Given a 2D grid, each cell is either a wall 'W', an enemy 'E' or empty '0' (the number zero), return the maximum enemies you can kill using one bomb.

The bomb kills all the enemies in the same row and column from the planted point until it hits the wall since the wall is too strong to be destroyed.

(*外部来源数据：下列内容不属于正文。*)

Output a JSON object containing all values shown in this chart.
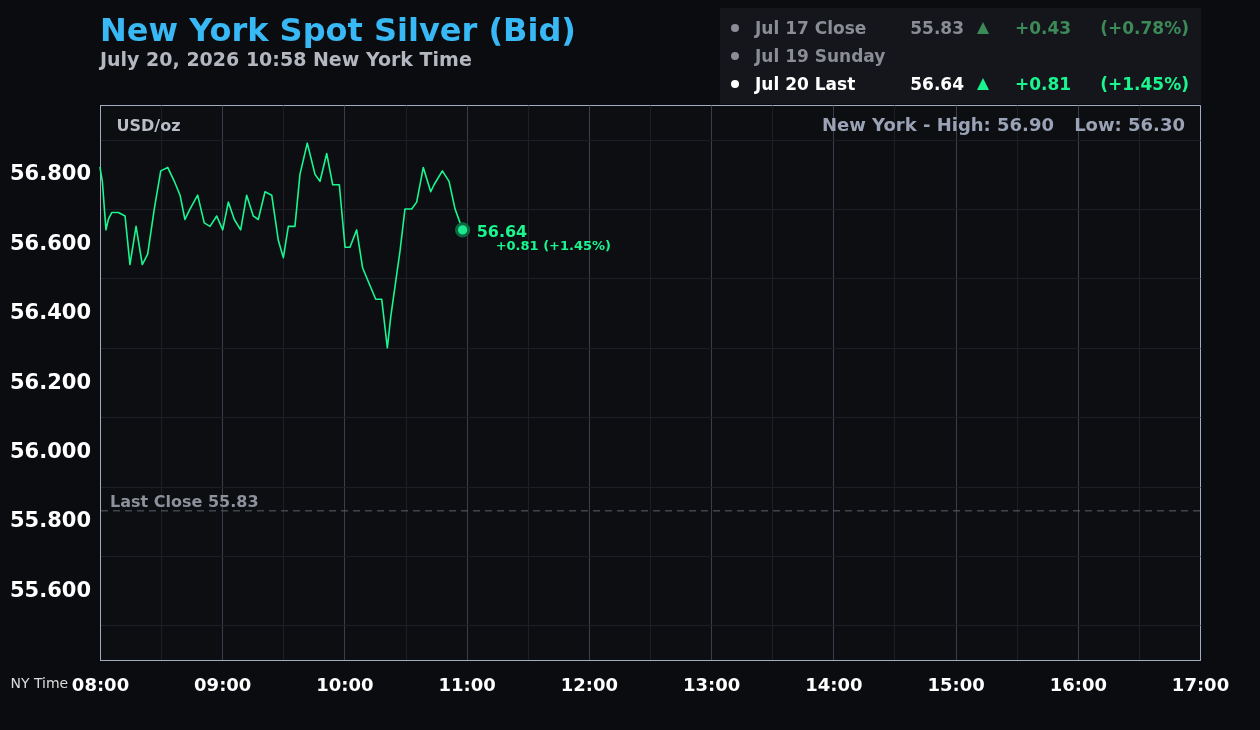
{
  "chart_data": {
    "type": "line",
    "title": "New York Spot Silver (Bid)",
    "subtitle": "July 20, 2026 10:58 New York Time",
    "xlabel": "NY Time",
    "ylabel": "USD/oz",
    "series": [
      {
        "color": "#19f58f",
        "x": [
          8.0,
          8.019,
          8.049,
          8.068,
          8.096,
          8.15,
          8.205,
          8.245,
          8.295,
          8.346,
          8.39,
          8.444,
          8.497,
          8.554,
          8.608,
          8.655,
          8.695,
          8.736,
          8.799,
          8.853,
          8.9,
          8.955,
          9.004,
          9.05,
          9.099,
          9.151,
          9.2,
          9.254,
          9.295,
          9.35,
          9.405,
          9.459,
          9.5,
          9.541,
          9.595,
          9.636,
          9.696,
          9.759,
          9.8,
          9.855,
          9.904,
          9.958,
          10.005,
          10.045,
          10.1,
          10.149,
          10.256,
          10.305,
          10.351,
          10.379,
          10.455,
          10.495,
          10.55,
          10.591,
          10.645,
          10.706,
          10.733,
          10.801,
          10.856,
          10.905,
          10.967
        ],
        "values": [
          56.82,
          56.78,
          56.64,
          56.67,
          56.69,
          56.69,
          56.68,
          56.54,
          56.65,
          56.54,
          56.57,
          56.7,
          56.81,
          56.82,
          56.78,
          56.74,
          56.67,
          56.7,
          56.74,
          56.66,
          56.65,
          56.68,
          56.64,
          56.72,
          56.67,
          56.64,
          56.74,
          56.68,
          56.67,
          56.75,
          56.74,
          56.61,
          56.56,
          56.65,
          56.65,
          56.8,
          56.89,
          56.8,
          56.78,
          56.86,
          56.77,
          56.77,
          56.59,
          56.59,
          56.64,
          56.53,
          56.44,
          56.44,
          56.3,
          56.39,
          56.58,
          56.7,
          56.7,
          56.72,
          56.82,
          56.75,
          56.77,
          56.81,
          56.78,
          56.7,
          56.64
        ]
      },
      {
        "type": "scatter",
        "marker": "circle",
        "color": "#1de88f",
        "x": [
          10.967
        ],
        "values": [
          56.64
        ]
      }
    ],
    "xlim": [
      8,
      17
    ],
    "xticks": [
      {
        "value": 8,
        "label": "08:00"
      },
      {
        "value": 8.5,
        "label": null
      },
      {
        "value": 9,
        "label": "09:00"
      },
      {
        "value": 9.5,
        "label": null
      },
      {
        "value": 10,
        "label": "10:00"
      },
      {
        "value": 10.5,
        "label": null
      },
      {
        "value": 11,
        "label": "11:00"
      },
      {
        "value": 11.5,
        "label": null
      },
      {
        "value": 12,
        "label": "12:00"
      },
      {
        "value": 12.5,
        "label": null
      },
      {
        "value": 13,
        "label": "13:00"
      },
      {
        "value": 13.5,
        "label": null
      },
      {
        "value": 14,
        "label": "14:00"
      },
      {
        "value": 14.5,
        "label": null
      },
      {
        "value": 15,
        "label": "15:00"
      },
      {
        "value": 15.5,
        "label": null
      },
      {
        "value": 16,
        "label": "16:00"
      },
      {
        "value": 16.5,
        "label": null
      },
      {
        "value": 17,
        "label": "17:00"
      }
    ],
    "ylim": [
      55.4,
      57.0
    ],
    "yticks": [
      {
        "value": 55.5,
        "label": null
      },
      {
        "value": 55.6,
        "label": "55.600"
      },
      {
        "value": 55.7,
        "label": null
      },
      {
        "value": 55.8,
        "label": "55.800"
      },
      {
        "value": 55.9,
        "label": null
      },
      {
        "value": 56.0,
        "label": "56.000"
      },
      {
        "value": 56.1,
        "label": null
      },
      {
        "value": 56.2,
        "label": "56.200"
      },
      {
        "value": 56.3,
        "label": null
      },
      {
        "value": 56.4,
        "label": "56.400"
      },
      {
        "value": 56.5,
        "label": null
      },
      {
        "value": 56.6,
        "label": "56.600"
      },
      {
        "value": 56.7,
        "label": null
      },
      {
        "value": 56.8,
        "label": "56.800"
      },
      {
        "value": 56.9,
        "label": null
      }
    ],
    "grid": true,
    "ref_lines": [
      {
        "axis": "y",
        "value": 55.83,
        "label": "Last Close 55.83",
        "color": "#5d606b",
        "line_style": "dashed"
      }
    ],
    "annotations": [
      "Jul 17 Close",
      "55.83",
      "+0.43",
      "(+0.78%)",
      "Jul 19 Sunday",
      "Jul 20 Last",
      "56.64",
      "+0.81",
      "(+1.45%)",
      "New York - High: 56.90",
      "Low: 56.30",
      {
        "text": "56.64",
        "x": 10.967,
        "y": 56.64
      },
      {
        "text": "+0.81 (+1.45%)",
        "x": 10.967,
        "y": 56.64
      }
    ]
  }
}
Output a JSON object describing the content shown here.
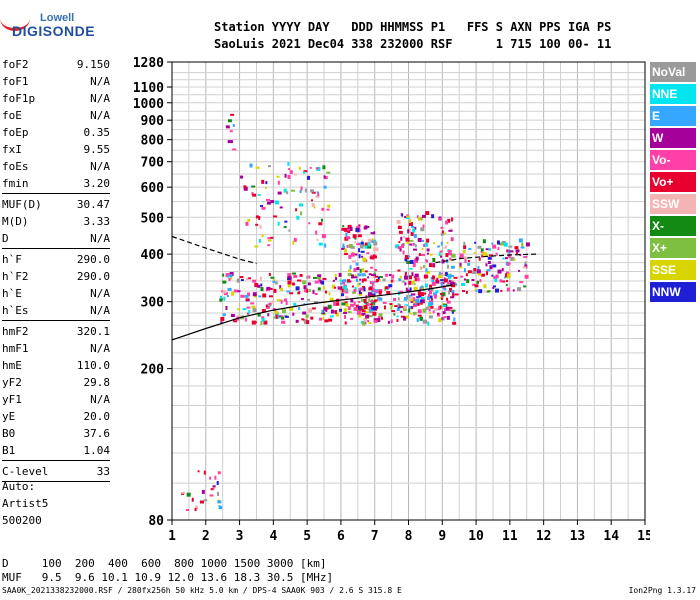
{
  "logo": {
    "top": "Lowell",
    "main": "DIGISONDE"
  },
  "header": {
    "line1": "Station YYYY DAY   DDD HHMMSS P1   FFS S AXN PPS IGA PS",
    "line2": "SaoLuis 2021 Dec04 338 232000 RSF      1 715 100 00- 11"
  },
  "params": [
    {
      "k": "foF2",
      "v": "9.150"
    },
    {
      "k": "foF1",
      "v": "N/A"
    },
    {
      "k": "foF1p",
      "v": "N/A"
    },
    {
      "k": "foE",
      "v": "N/A"
    },
    {
      "k": "foEp",
      "v": "0.35"
    },
    {
      "k": "fxI",
      "v": "9.55"
    },
    {
      "k": "foEs",
      "v": "N/A"
    },
    {
      "k": "fmin",
      "v": "3.20"
    },
    {
      "k": "MUF(D)",
      "v": "30.47"
    },
    {
      "k": "M(D)",
      "v": "3.33"
    },
    {
      "k": "D",
      "v": "N/A"
    },
    {
      "k": "h`F",
      "v": "290.0"
    },
    {
      "k": "h`F2",
      "v": "290.0"
    },
    {
      "k": "h`E",
      "v": "N/A"
    },
    {
      "k": "h`Es",
      "v": "N/A"
    },
    {
      "k": "hmF2",
      "v": "320.1"
    },
    {
      "k": "hmF1",
      "v": "N/A"
    },
    {
      "k": "hmE",
      "v": "110.0"
    },
    {
      "k": "yF2",
      "v": "29.8"
    },
    {
      "k": "yF1",
      "v": "N/A"
    },
    {
      "k": "yE",
      "v": "20.0"
    },
    {
      "k": "B0",
      "v": "37.6"
    },
    {
      "k": "B1",
      "v": "1.04"
    },
    {
      "k": "C-level",
      "v": "33"
    }
  ],
  "auto": {
    "label": "Auto:",
    "artist": "Artist5",
    "version": "500200"
  },
  "legend": [
    {
      "label": "NoVal",
      "color": "#9a9a9a"
    },
    {
      "label": "NNE",
      "color": "#00e5ee"
    },
    {
      "label": "E",
      "color": "#35a7ff"
    },
    {
      "label": "W",
      "color": "#a6009a"
    },
    {
      "label": "Vo-",
      "color": "#ff40a8"
    },
    {
      "label": "Vo+",
      "color": "#e8002e"
    },
    {
      "label": "SSW",
      "color": "#f4b4b4"
    },
    {
      "label": "X-",
      "color": "#138a13"
    },
    {
      "label": "X+",
      "color": "#7fbf3f"
    },
    {
      "label": "SSE",
      "color": "#d8d400"
    },
    {
      "label": "NNW",
      "color": "#1f1fd6"
    }
  ],
  "bottom": {
    "d_line": "D     100  200  400  600  800 1000 1500 3000 [km]",
    "muf_line": "MUF   9.5  9.6 10.1 10.9 12.0 13.6 18.3 30.5 [MHz]",
    "footer": "SAA0K_2021338232000.RSF / 280fx256h 50 kHz 5.0 km / DPS-4 SAA0K 903 / 2.6 S 315.8 E",
    "program": "Ion2Png 1.3.17"
  },
  "chart_data": {
    "type": "scatter",
    "xlabel": "",
    "ylabel": "",
    "xlim": [
      1,
      15
    ],
    "ylim": [
      80,
      1280
    ],
    "x_ticks": [
      "1",
      "2",
      "3",
      "4",
      "5",
      "6",
      "7",
      "8",
      "9",
      "10",
      "11",
      "12",
      "13",
      "14",
      "15"
    ],
    "y_ticks": [
      {
        "v": 80,
        "label": "80"
      },
      {
        "v": 200,
        "label": "200"
      },
      {
        "v": 300,
        "label": "300"
      },
      {
        "v": 400,
        "label": "400"
      },
      {
        "v": 500,
        "label": "500"
      },
      {
        "v": 600,
        "label": "600"
      },
      {
        "v": 700,
        "label": "700"
      },
      {
        "v": 800,
        "label": "800"
      },
      {
        "v": 900,
        "label": "900"
      },
      {
        "v": 1000,
        "label": "1000"
      },
      {
        "v": 1100,
        "label": "1100"
      },
      {
        "v": 1280,
        "label": "1280"
      }
    ],
    "y_scale": "log",
    "grid": true,
    "echo_regions": [
      {
        "x": [
          2.4,
          9.4
        ],
        "y": [
          265,
          360
        ],
        "density": 420
      },
      {
        "x": [
          6.0,
          7.0
        ],
        "y": [
          280,
          480
        ],
        "density": 140
      },
      {
        "x": [
          7.6,
          9.3
        ],
        "y": [
          280,
          520
        ],
        "density": 200
      },
      {
        "x": [
          9.5,
          11.5
        ],
        "y": [
          320,
          440
        ],
        "density": 120
      },
      {
        "x": [
          3.0,
          5.6
        ],
        "y": [
          420,
          700
        ],
        "density": 90
      },
      {
        "x": [
          1.2,
          2.4
        ],
        "y": [
          80,
          110
        ],
        "density": 25
      },
      {
        "x": [
          2.5,
          2.8
        ],
        "y": [
          700,
          1010
        ],
        "density": 8
      }
    ],
    "traces": [
      {
        "name": "",
        "style": "solid",
        "points": [
          [
            1,
            238
          ],
          [
            2,
            255
          ],
          [
            3,
            272
          ],
          [
            4,
            285
          ],
          [
            5,
            295
          ],
          [
            6,
            303
          ],
          [
            7,
            310
          ],
          [
            8,
            318
          ],
          [
            9,
            328
          ],
          [
            9.3,
            332
          ]
        ]
      },
      {
        "name": "",
        "style": "dashed",
        "points": [
          [
            1,
            445
          ],
          [
            2,
            415
          ],
          [
            3,
            388
          ],
          [
            3.5,
            378
          ]
        ]
      },
      {
        "name": "",
        "style": "dashed",
        "points": [
          [
            8.8,
            380
          ],
          [
            9.6,
            390
          ],
          [
            10.4,
            395
          ],
          [
            11.0,
            398
          ],
          [
            11.8,
            400
          ]
        ]
      }
    ]
  }
}
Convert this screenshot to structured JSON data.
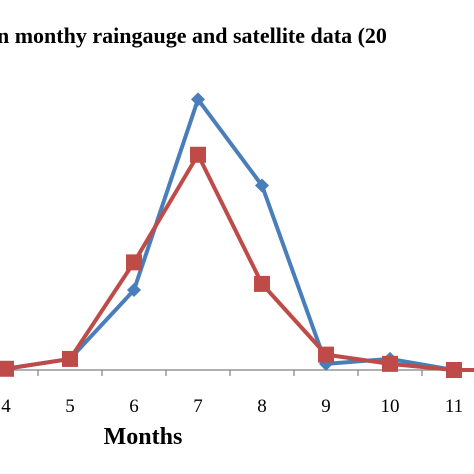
{
  "chart_data": {
    "type": "line",
    "title": "n  monthy raingauge and satellite data (20",
    "xlabel": "Months",
    "ylabel": "",
    "x": [
      "4",
      "5",
      "6",
      "7",
      "8",
      "9",
      "10",
      "11"
    ],
    "series": [
      {
        "color": "#4a7ebb",
        "marker": "diamond",
        "values": [
          2,
          18,
          130,
          440,
          300,
          10,
          18,
          0
        ]
      },
      {
        "color": "#be4b48",
        "marker": "square",
        "values": [
          2,
          18,
          175,
          350,
          140,
          25,
          10,
          0
        ]
      }
    ],
    "extra_series_tail": {
      "series_index": 1,
      "value": 0
    },
    "ylim": [
      0,
      470
    ],
    "grid": false,
    "legend": "none"
  }
}
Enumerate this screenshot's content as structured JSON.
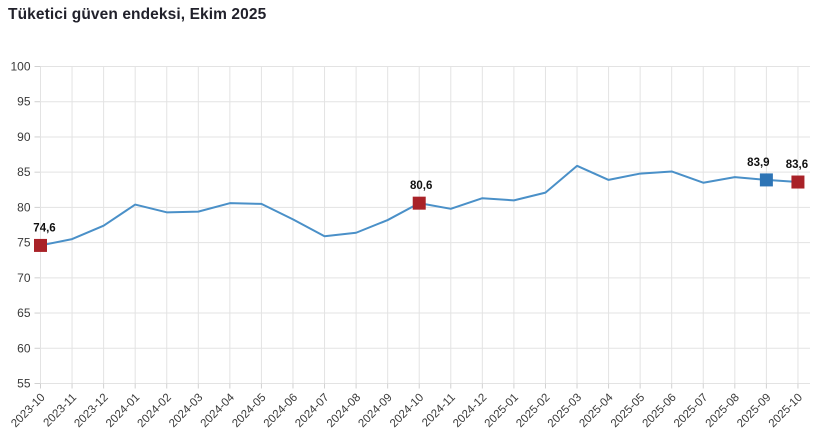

Note that you can only put the bomb at an empty cell.

Example:

For the given grid

0 E 0 0

E 0 W E

0 E 0 0

return 3. (Placing a bomb at (1,1) kills 3 enemies)

Thoughts

naive的方法是依次遍历, 每次遍历时lazy计算横竖各能炸多少个. 但可以观察到同一行前面的这行能炸的和当前点这行能炸的一样, 同理同一列前面访问过的能炸的和当前点能在该列炸掉的数是一样的. 因此我们可以用一个int变量rowCount记录当前点行能炸掉多少和一个数组colCount, colCount[j]记录当前点(i, j)在j列能炸掉多少. 当遇到新行/列或遇到新墙时, actively计算当前行和列能最炸掉多少并存入rowCount或colCount[j]里.

Code

class Solution {
    public int maxKilledEnemies(char[][] grid) {
        int m = grid.length;
        int n = m == 0 ? 0 : grid[0].length;
        int rowCount = 0;
        int[] colCount = new int[n];
        int max = 0;
        for (int i = 0; i < m; i++) {
            for (int j = 0; j < n; j++) {
                if (j == 0 || grid[i][j - 1] == 'W') {
                    rowCount = 0;
                    for (int k = j; k < n && grid[i][k] != 'W'; k++) {
                        if (grid[i][k] == 'E') {
                            rowCount++;
                        }
                    }
                }
                if (i == 0 || grid[i - 1][j] == 'W') {
                    colCount[j] = 0;
                    for (int k = i; k < m && grid[k][j] != 'W'; k++) {
                        if (grid[k][j] == 'E') {
                            colCount[j]++;
                        }
                    }
                }

                if (grid[i][j] == '0') {
                    max = Math.max(max, rowCount + colCount[j]);
                }
            }
        }

        return max;
    }
}

Analysis

时间复杂度O(MN), 空间O(N).